(www.conservo.wordpress.com)
VON DR.PHIL MEHRENS *)
Trump und Thüringen: Die linke Deutungshoheit schwindet. Markiert der 5. Februar 2020 eine Zeitenwende?
Eigentlich heißt das beliebte Gesellschaftsspiel »Mensch, ärgere dich nicht«, aber dann passiert es eben doch – immer wieder: Kurz vor dem Ziel wird ein Spieler von seinem Mitspieler vom Spielfeld gekegelt und wieder nach Hause geschickt. Wenn der Düpierte jetzt wütend auf den Tisch haut, den ärgerlichen Spielzug eine »Trickserei« nennt, die Figuren sämtlicher Mitspieler zu Fall bringt und so das ganze Spiel zerstört, dann beweist er damit eindrucksvoll, dass er erstens ein ganz schlechter Verlierer ist und zweitens – was viel schlimmer ist – die Spielidee nicht verinnerlicht hat, die darin besteht, sich eben nicht zu ärgern.
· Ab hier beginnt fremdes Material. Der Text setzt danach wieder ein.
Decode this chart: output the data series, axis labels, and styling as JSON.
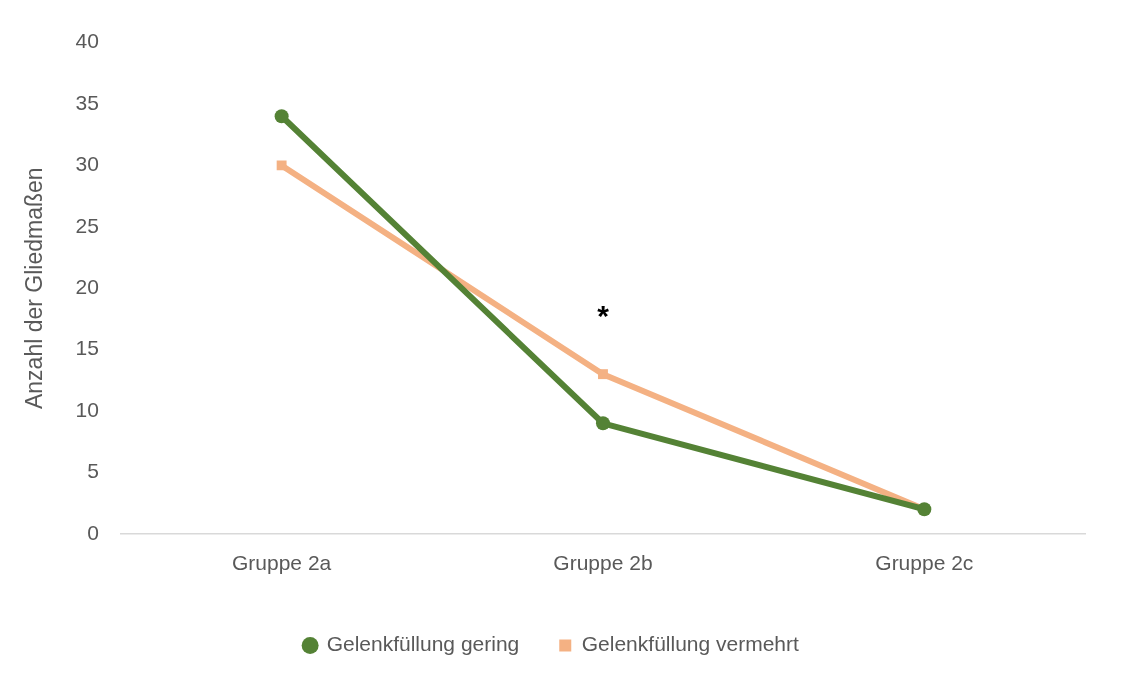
{
  "chart_data": {
    "type": "line",
    "ylabel": "Anzahl der Gliedmaßen",
    "categories": [
      "Gruppe 2a",
      "Gruppe 2b",
      "Gruppe 2c"
    ],
    "series": [
      {
        "name": "Gelenkfüllung gering",
        "color": "#548235",
        "marker": "circle",
        "values": [
          34,
          9,
          2
        ]
      },
      {
        "name": "Gelenkfüllung vermehrt",
        "color": "#f4b183",
        "marker": "square",
        "values": [
          30,
          13,
          2
        ]
      }
    ],
    "ylim": [
      0,
      40
    ],
    "yticks": [
      0,
      5,
      10,
      15,
      20,
      25,
      30,
      35,
      40
    ],
    "grid": false,
    "legend": "bottom",
    "line_style": "solid",
    "annotations": [
      "*"
    ]
  }
}
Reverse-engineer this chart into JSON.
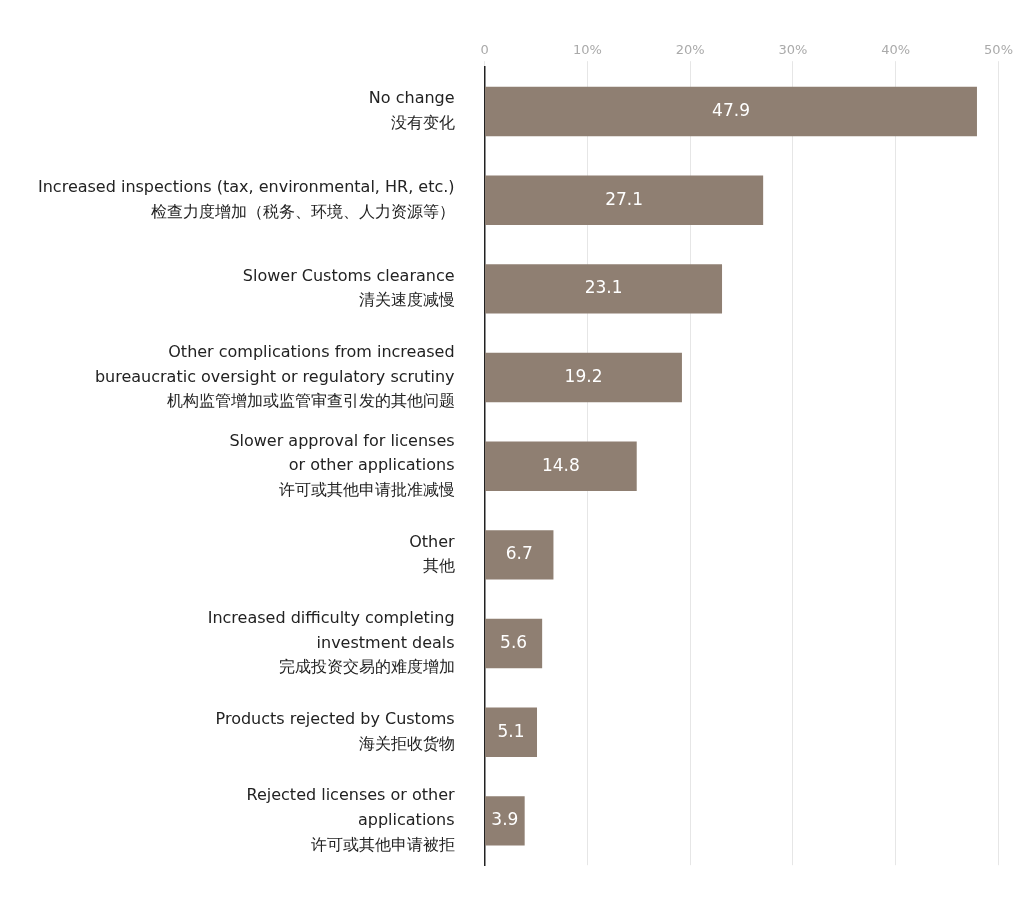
{
  "chart_data": {
    "type": "bar",
    "orientation": "horizontal",
    "categories": [
      "No change\n没有变化",
      "Increased inspections (tax, environmental, HR, etc.)\n检查力度增加（税务、环境、人力资源等）",
      "Slower Customs clearance\n清关速度减慢",
      "Other complications from increased\nbureaucratic oversight or regulatory scrutiny\n机构监管增加或监管审查引发的其他问题",
      "Slower approval for licenses\nor other applications\n许可或其他申请批准减慢",
      "Other\n其他",
      "Increased difficulty completing\ninvestment deals\n完成投资交易的难度增加",
      "Products rejected by Customs\n海关拒收货物",
      "Rejected licenses or other\napplications\n许可或其他申请被拒"
    ],
    "values": [
      47.9,
      27.1,
      23.1,
      19.2,
      14.8,
      6.7,
      5.6,
      5.1,
      3.9
    ],
    "color": "#8f7f72",
    "data_labels": true,
    "xlim": [
      0,
      50
    ],
    "xticks": [
      0,
      {
        "value": 10,
        "label": "10%"
      },
      {
        "value": 20,
        "label": "20%"
      },
      {
        "value": 30,
        "label": "30%"
      },
      {
        "value": 40,
        "label": "40%"
      },
      {
        "value": 50,
        "label": "50%"
      }
    ],
    "grid": "x",
    "legend": false
  }
}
Dass die Vereinigten Staaten von Amerika und das Bundesland Thüringen am 5. Februar im Gleichschritt schlechte Verlierer verwandter politischer Lager zutage förderten, ist eine schicksalhafte Duplizität, die den beiden für sich genommen dem politischen Alltag zuzurechnenden Ereignissen einen symbolischen Mehrwert verleiht: als demonstratives Doppeldebakel der Linksideologen, das zum Fanal einer Trendwende im politischen Geschäft der westlichen Demokratien werden könnte.Da wäre also zum einen der erbärmliche Auftritt von Nancy Pelosi, der Sprecherin des US-Repräsentantenhauses, die vor laufenden Kameras ein Manuskript der Rede Donald Trumps zur Lage der Nation zerriss, weil ihr das, was der höchste Amtsträger des Staates, dem sie zu dienen vorgibt, in seiner Rede von sich gab, nicht zusagte. Zugegeben, es war keine ganz einfache Woche für die Partei der Demokraten, der Pelosi angehört: steigende Zustimmungswerte für Donald Trump, Vorwahldebakel in Iowa, Amtsenthebungsverfahren krachend gescheitert. Da liegen dann schon mal die Nerven blank und man lässt sich hinreißen, politische Differenzen nicht mehr mit Argumenten auszutragen, sondern wie schlecht erzogene Erstklässler: Wer erinnert sich nicht an garstige Heulsusen, die voller Wut gegens Schienbein traten, an den Haaren rissen oder eben Papier zerfetzten, wenn sie sich anders nicht mehr zu helfen wussten! Pelosi, das beweist ihr würdeloser Kontrollverlust, weiß, dass sie Donald Trump nicht gewachsen ist. Dass ihr politischer Erzfeind in den letzten Tagen einen Wirkungstreffer nach dem anderen erzielt hat. Der Hieb, der sie vermutlich am empfindlichsten trifft: Trump wird nicht müde, die Demokraten als Sozialisten zu denunzieren, als linke Demagogen.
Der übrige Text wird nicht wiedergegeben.